Посторонившись, она пропустила Бармалея во двор. Сопровождаемые собаками, они поднялись на высокое крыльцо, где лампочка-светлячок омыла их желтым светом, и вошли в дом. Собаки остались во дворе – расселись вокруг крыльца на карауле.

Едва оказались в сенях, пахнуло прежде неслыханными Бармалеем запахами, он даже не мог определить, что пахло, но было остро, ярко и необычно. А когда баба открыла дверь, приглашая его войти в горницу, оттуда потянуло жарким теплом и густым коричным запахом свежеиспечённого пирога.
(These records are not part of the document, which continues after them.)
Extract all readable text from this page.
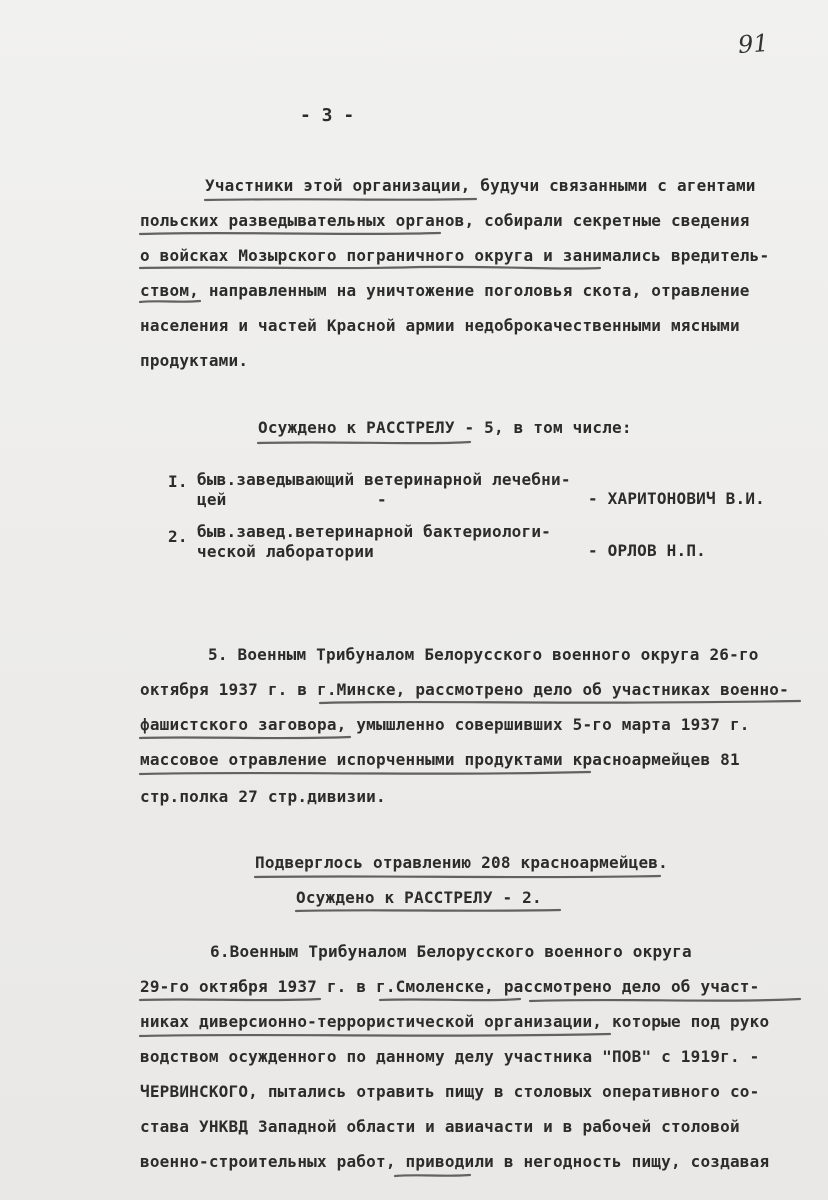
91
- 3 -
Участники этой организации, будучи связанными с агентами
польских разведывательных органов, собирали секретные сведения
о войсках Мозырского пограничного округа и занимались вредитель-
ством, направленным на уничтожение поголовья скота, отравление
населения и частей Красной армии недоброкачественными мясными
продуктами.
Осуждено к РАССТРЕЛУ - 5, в том числе:
I. быв.заведывающий ветеринарной лечебни-
цей	-	- ХАРИТОНОВИЧ В.И.
2. быв.завед.ветеринарной бактериологи-
ческой лаборатории	- ОРЛОВ Н.П.
5. Военным Трибуналом Белорусского военного округа 26-го
октября 1937 г. в г.Минске, рассмотрено дело об участниках военно-
фашистского заговора, умышленно совершивших 5-го марта 1937 г.
массовое отравление испорченными продуктами красноармейцев 81
стр.полка 27 стр.дивизии.
Подверглось отравлению 208 красноармейцев.
Осуждено к РАССТРЕЛУ - 2.
6.Военным Трибуналом Белорусского военного округа
29-го октября 1937 г. в г.Смоленске, рассмотрено дело об участ-
никах диверсионно-террористической организации, которые под руко
водством осужденного по данному делу участника "ПОВ" с 1919г. -
ЧЕРВИНСКОГО, пытались отравить пищу в столовых оперативного со-
става УНКВД Западной области и авиачасти и в рабочей столовой
военно-строительных работ, приводили в негодность пищу, создавая
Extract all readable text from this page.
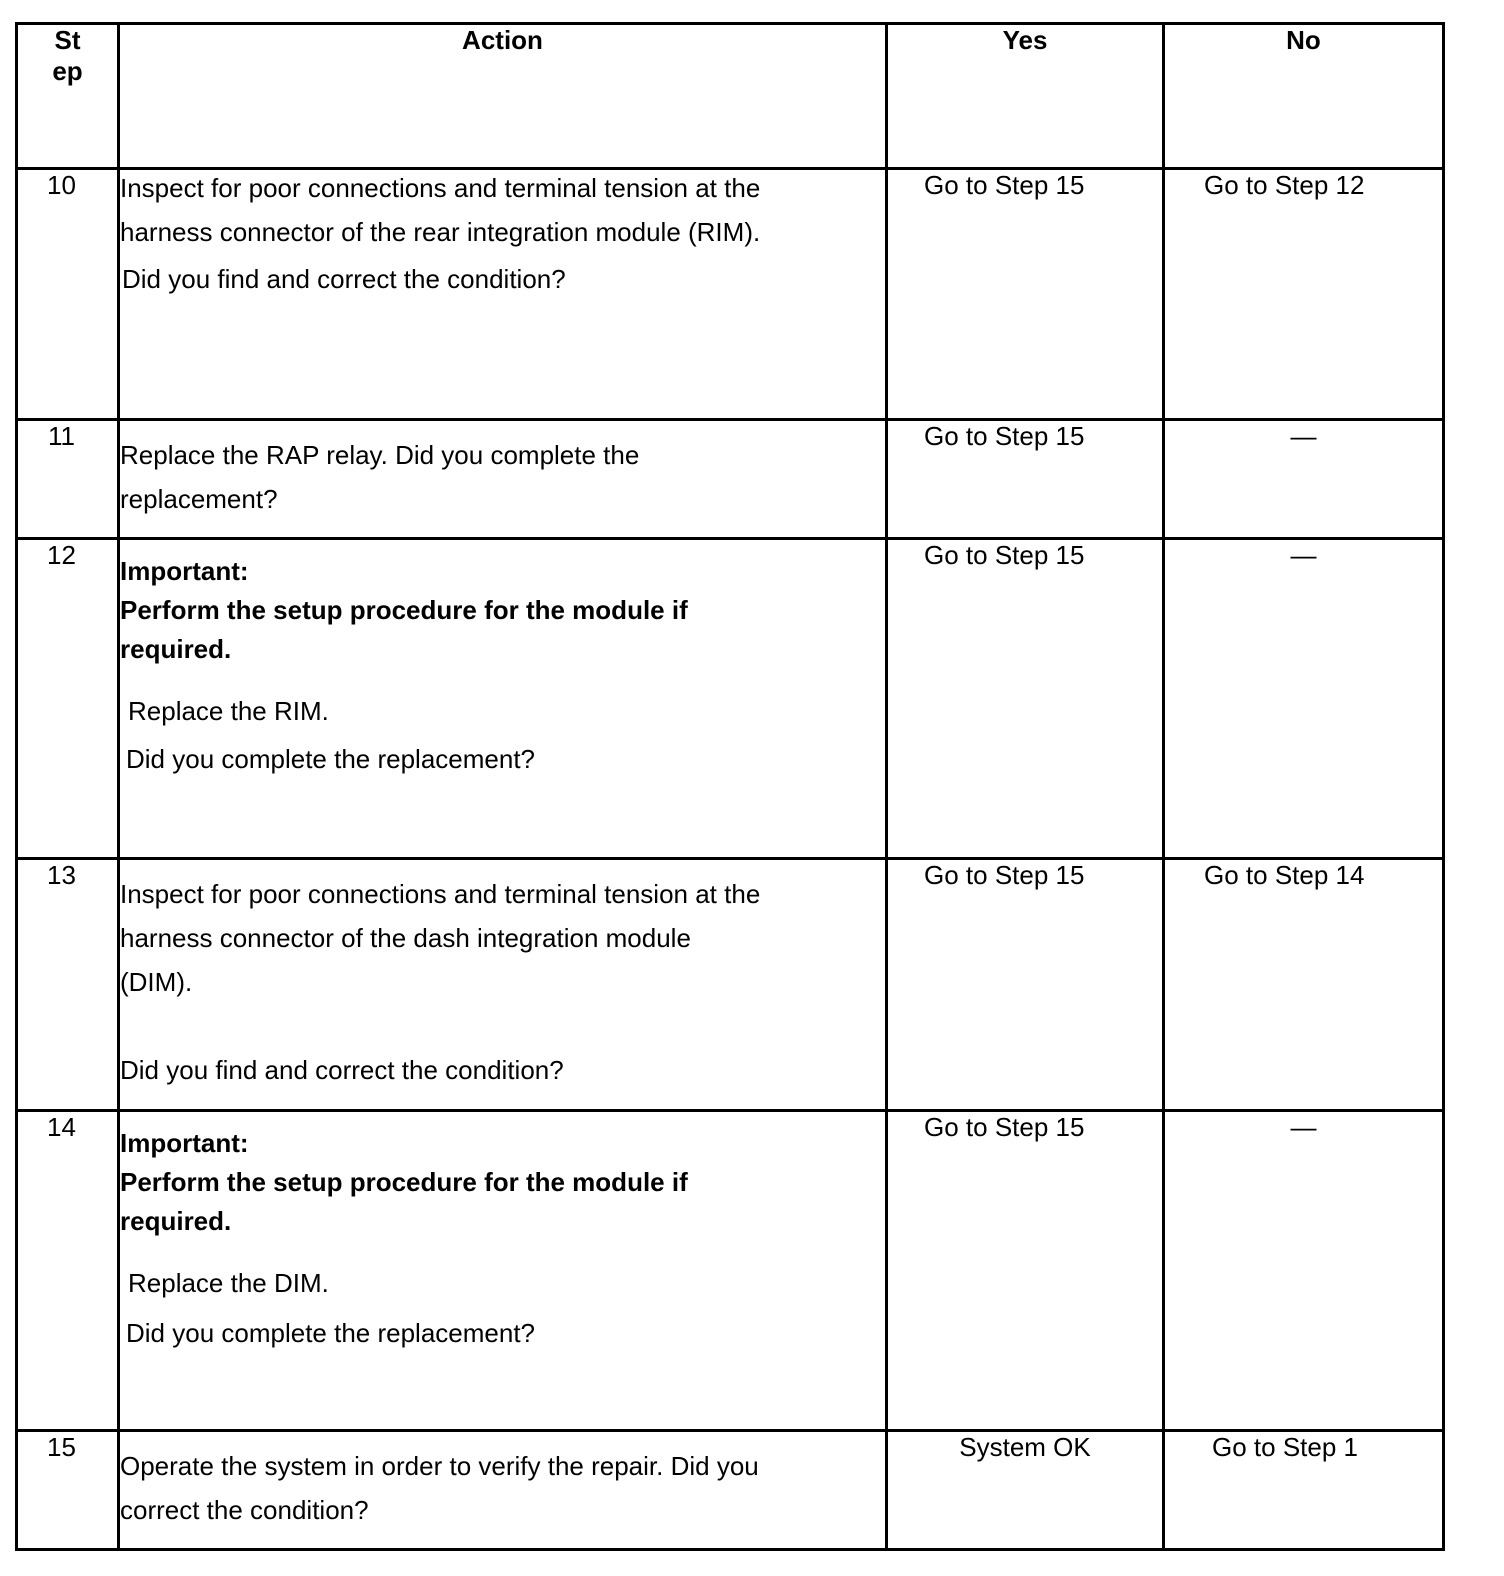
St
ep	Action	Yes	No

10	Inspect for poor connections and terminal tension at the

harness connector of the rear integration module (RIM).

Did you find and correct the condition?	Go to Step 15	Go to Step 12

11	Replace the RAP relay. Did you complete the

replacement?	Go to Step 15	—

12	Important:

Perform the setup procedure for the module if

required.

Replace the RIM.

Did you complete the replacement?	Go to Step 15	—

13	Inspect for poor connections and terminal tension at the

harness connector of the dash integration module

(DIM).

Did you find and correct the condition?	Go to Step 15	Go to Step 14

14	Important:

Perform the setup procedure for the module if

required.

Replace the DIM.

Did you complete the replacement?	Go to Step 15	—

15	Operate the system in order to verify the repair. Did you

correct the condition?	System OK	Go to Step 1
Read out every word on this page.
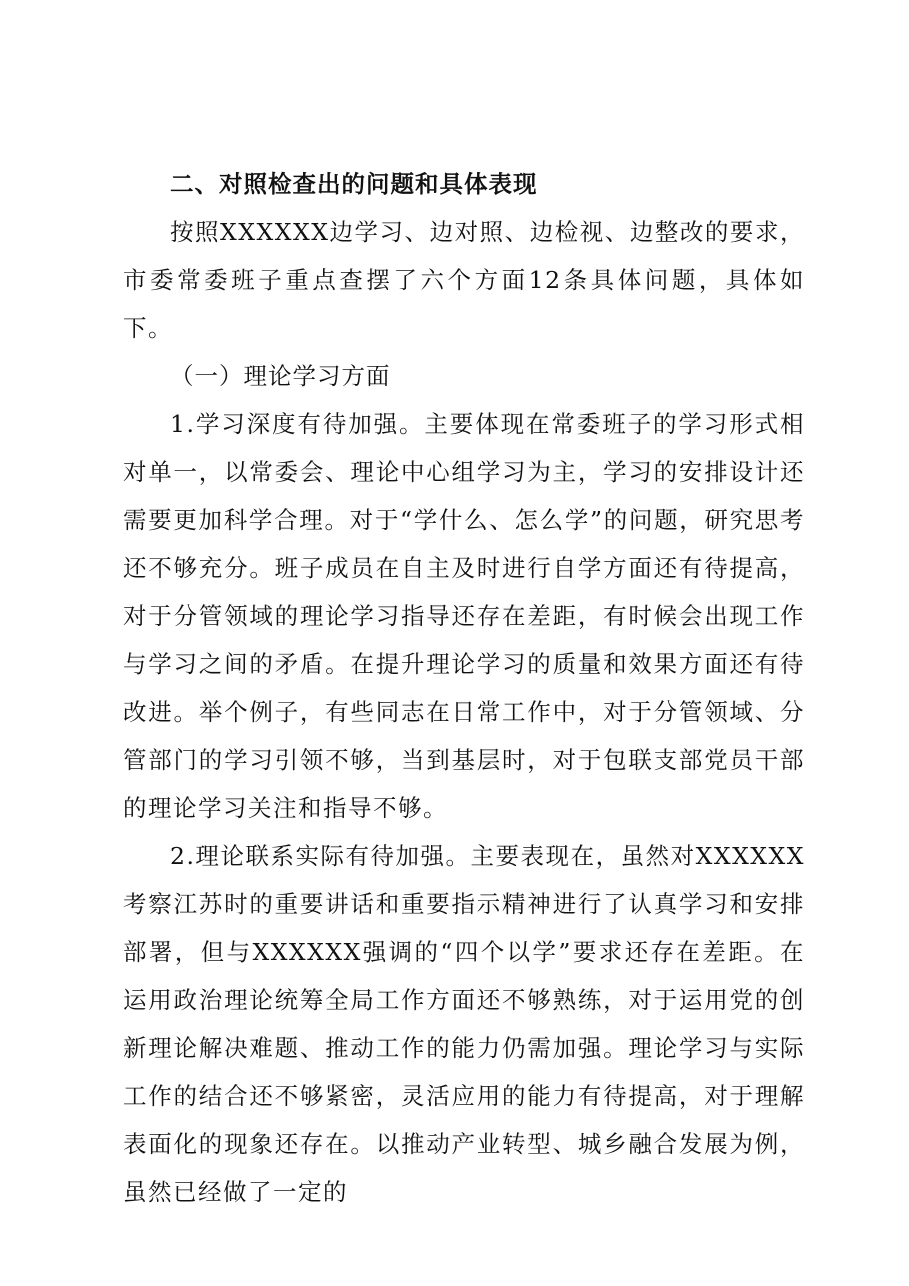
二、对照检查出的问题和具体表现

按照XXXXXX边学习、边对照、边检视、边整改的要求，市委常委班子重点查摆了六个方面12条具体问题，具体如下。

（一）理论学习方面

1.学习深度有待加强。主要体现在常委班子的学习形式相对单一，以常委会、理论中心组学习为主，学习的安排设计还需要更加科学合理。对于“学什么、怎么学”的问题，研究思考还不够充分。班子成员在自主及时进行自学方面还有待提高，对于分管领域的理论学习指导还存在差距，有时候会出现工作与学习之间的矛盾。在提升理论学习的质量和效果方面还有待改进。举个例子，有些同志在日常工作中，对于分管领域、分管部门的学习引领不够，当到基层时，对于包联支部党员干部的理论学习关注和指导不够。

2.理论联系实际有待加强。主要表现在，虽然对XXXXXX考察江苏时的重要讲话和重要指示精神进行了认真学习和安排部署，但与XXXXXX强调的“四个以学”要求还存在差距。在运用政治理论统筹全局工作方面还不够熟练，对于运用党的创新理论解决难题、推动工作的能力仍需加强。理论学习与实际工作的结合还不够紧密，灵活应用的能力有待提高，对于理解表面化的现象还存在。以推动产业转型、城乡融合发展为例，虽然已经做了一定的
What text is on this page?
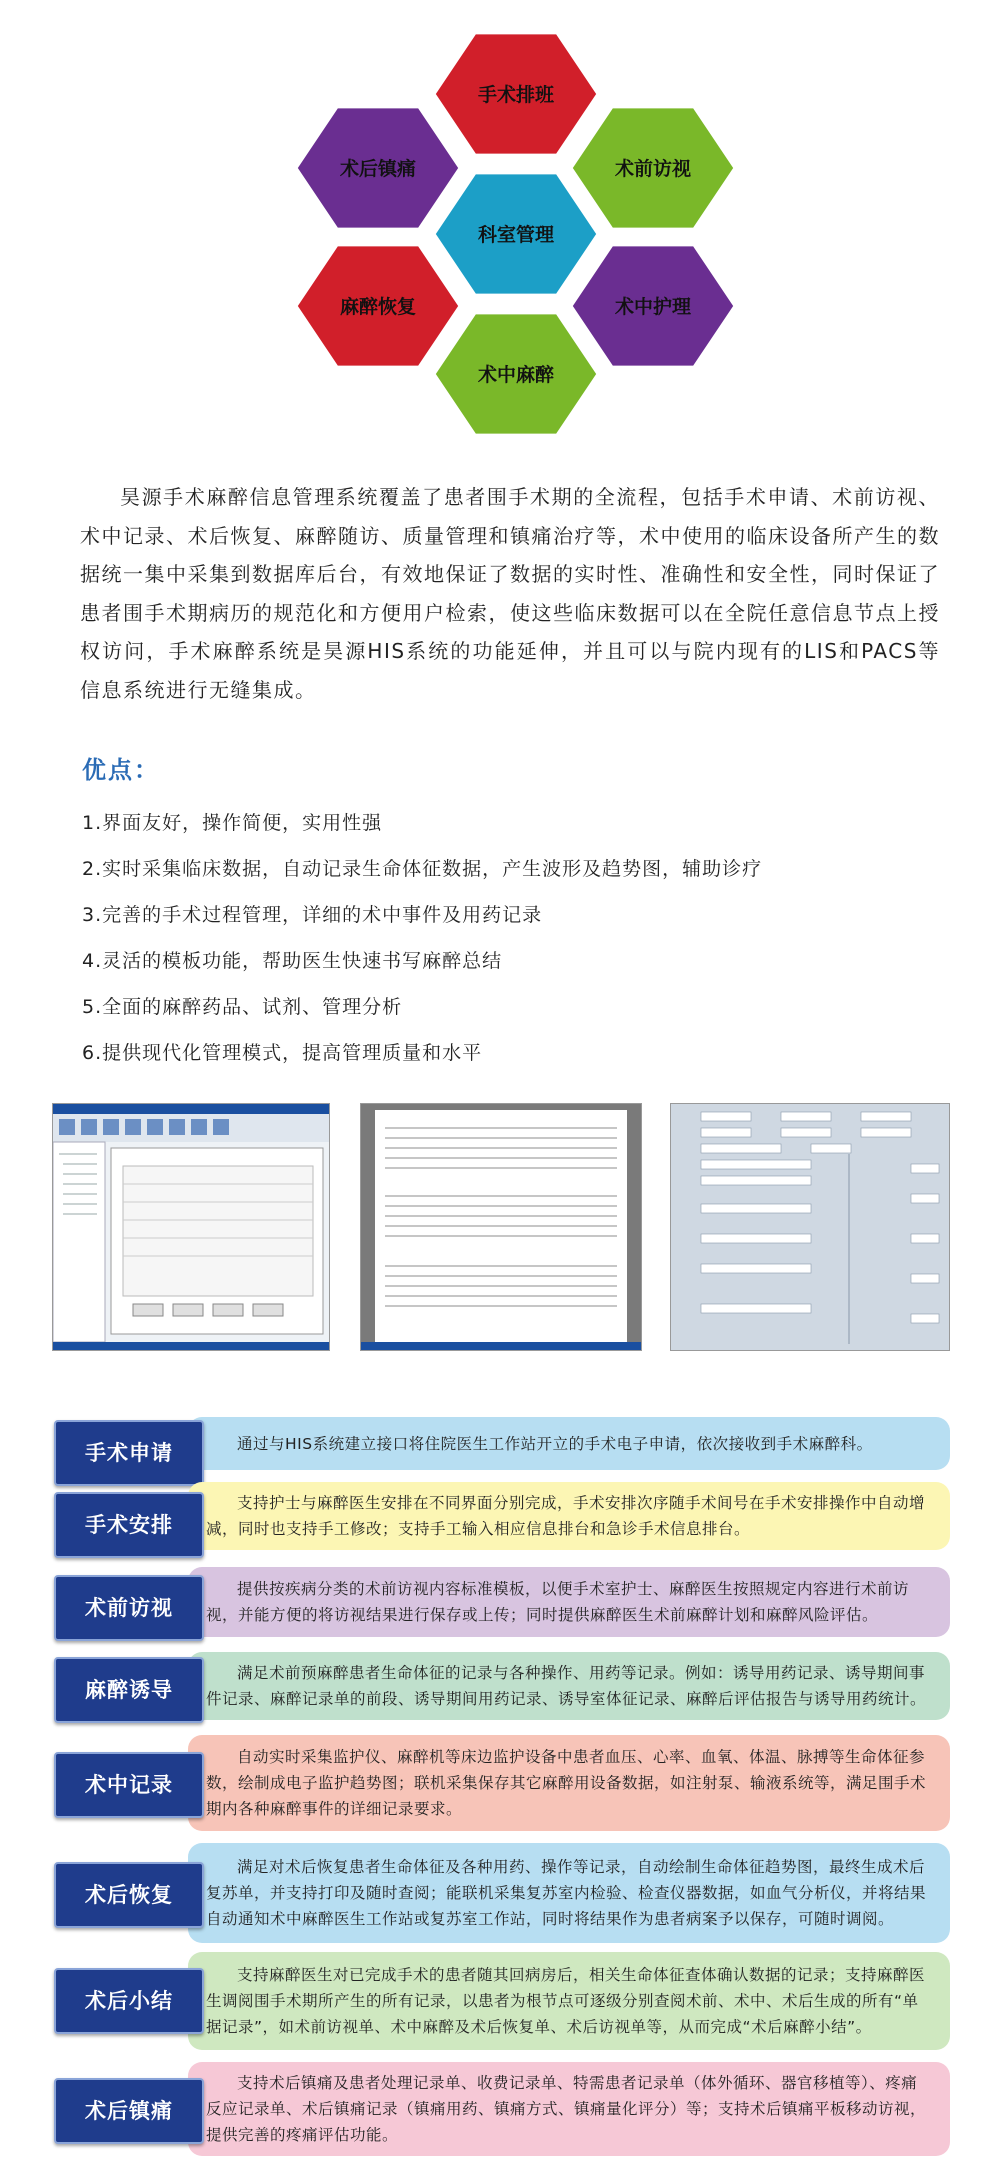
手术排班
术前访视
术中护理
术中麻醉
麻醉恢复
术后镇痛
科室管理
昊源手术麻醉信息管理系统覆盖了患者围手术期的全流程，包括手术申请、术前访视、术中记录、术后恢复、麻醉随访、质量管理和镇痛治疗等，术中使用的临床设备所产生的数据统一集中采集到数据库后台，有效地保证了数据的实时性、准确性和安全性，同时保证了患者围手术期病历的规范化和方便用户检索，使这些临床数据可以在全院任意信息节点上授权访问，手术麻醉系统是昊源HIS系统的功能延伸，并且可以与院内现有的LIS和PACS等信息系统进行无缝集成。
优点：
1.界面友好，操作简便，实用性强
2.实时采集临床数据，自动记录生命体征数据，产生波形及趋势图，辅助诊疗
3.完善的手术过程管理，详细的术中事件及用药记录
4.灵活的模板功能，帮助医生快速书写麻醉总结
5.全面的麻醉药品、试剂、管理分析
6.提供现代化管理模式，提高管理质量和水平
通过与HIS系统建立接口将住院医生工作站开立的手术电子申请，依次接收到手术麻醉科。
手术申请
支持护士与麻醉医生安排在不同界面分别完成，手术安排次序随手术间号在手术安排操作中自动增减，同时也支持手工修改；支持手工输入相应信息排台和急诊手术信息排台。
手术安排
提供按疾病分类的术前访视内容标准模板，以便手术室护士、麻醉医生按照规定内容进行术前访视，并能方便的将访视结果进行保存或上传；同时提供麻醉医生术前麻醉计划和麻醉风险评估。
术前访视
满足术前预麻醉患者生命体征的记录与各种操作、用药等记录。例如：诱导用药记录、诱导期间事件记录、麻醉记录单的前段、诱导期间用药记录、诱导室体征记录、麻醉后评估报告与诱导用药统计。
麻醉诱导
自动实时采集监护仪、麻醉机等床边监护设备中患者血压、心率、血氧、体温、脉搏等生命体征参数，绘制成电子监护趋势图；联机采集保存其它麻醉用设备数据，如注射泵、输液系统等，满足围手术期内各种麻醉事件的详细记录要求。
术中记录
满足对术后恢复患者生命体征及各种用药、操作等记录，自动绘制生命体征趋势图，最终生成术后复苏单，并支持打印及随时查阅；能联机采集复苏室内检验、检查仪器数据，如血气分析仪，并将结果自动通知术中麻醉医生工作站或复苏室工作站，同时将结果作为患者病案予以保存，可随时调阅。
术后恢复
支持麻醉医生对已完成手术的患者随其回病房后，相关生命体征查体确认数据的记录；支持麻醉医生调阅围手术期所产生的所有记录，以患者为根节点可逐级分别查阅术前、术中、术后生成的所有“单据记录”，如术前访视单、术中麻醉及术后恢复单、术后访视单等，从而完成“术后麻醉小结”。
术后小结
支持术后镇痛及患者处理记录单、收费记录单、特需患者记录单（体外循环、器官移植等）、疼痛反应记录单、术后镇痛记录（镇痛用药、镇痛方式、镇痛量化评分）等；支持术后镇痛平板移动访视，提供完善的疼痛评估功能。
术后镇痛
– Раздевайся, проходи туда, – указала баба.

Бармалей скинул в угол полушубок и шапку и прямиком направился к большой, беленой известью и пышущей жаром русской печи. Сев на лавку, он с трудом снял ботинки с одеревеневших ног и, задрав их, притиснул подошвы к боку печи.

– Ног не чувствую, так замерзли, – пояснил он. – Что же за холода тут у вас, а? Куда это годится? Куда начальство смотрит?

– Начальство, как всегда, куда надо смотрит. Нормальные холода. Просто следует по погоде обуваться. Смотри, не перегорячи ног, а то болеть будут, – предупредила его баба.

– Ой, не могу!

Бармалей оглянулся, и тут обнаружил, что баба поставила ружьишко к стенке, да спустила платок с головы на плечи, и превратилась в молодую еще женщину лет сорока, крепко сбитую, в самом соку. Только на лице ее пригожем лежали морщины тенями, как следы пережитых забот и печалей.

– Как тебя звать-величать, хозяйка? – спросил Бармалей.

– Агафья Никитична я...

Ух, ты! – оценил Бармалей. Как серьезно. И как красиво!

Убранство дома выявилось самым простым, деревенским, о каком читал и каковое представлял себе Борис. Кроме печи, имелся еще крепко сбитый деревянный стол, большой, для всей семьи, да лавка подле него. На стенах ходики болтливые да вышитые самой хозяйкой, видимо, рушники. Но вот освещалась комната старинной бронзовой люстрой с выдутым пузырем стеклом, что показалось гостю необычным для этого дома роскошеством.

Обернувшись обратно к печи, Бармалей как раз всю семью и обнаружил. Четыре вихрастых, светловолосых, как у матери, детские головы. Свесившись с лежанки, устроенной на печи, жадно рассматривали его охочие до новостей четыре пары детских глаз.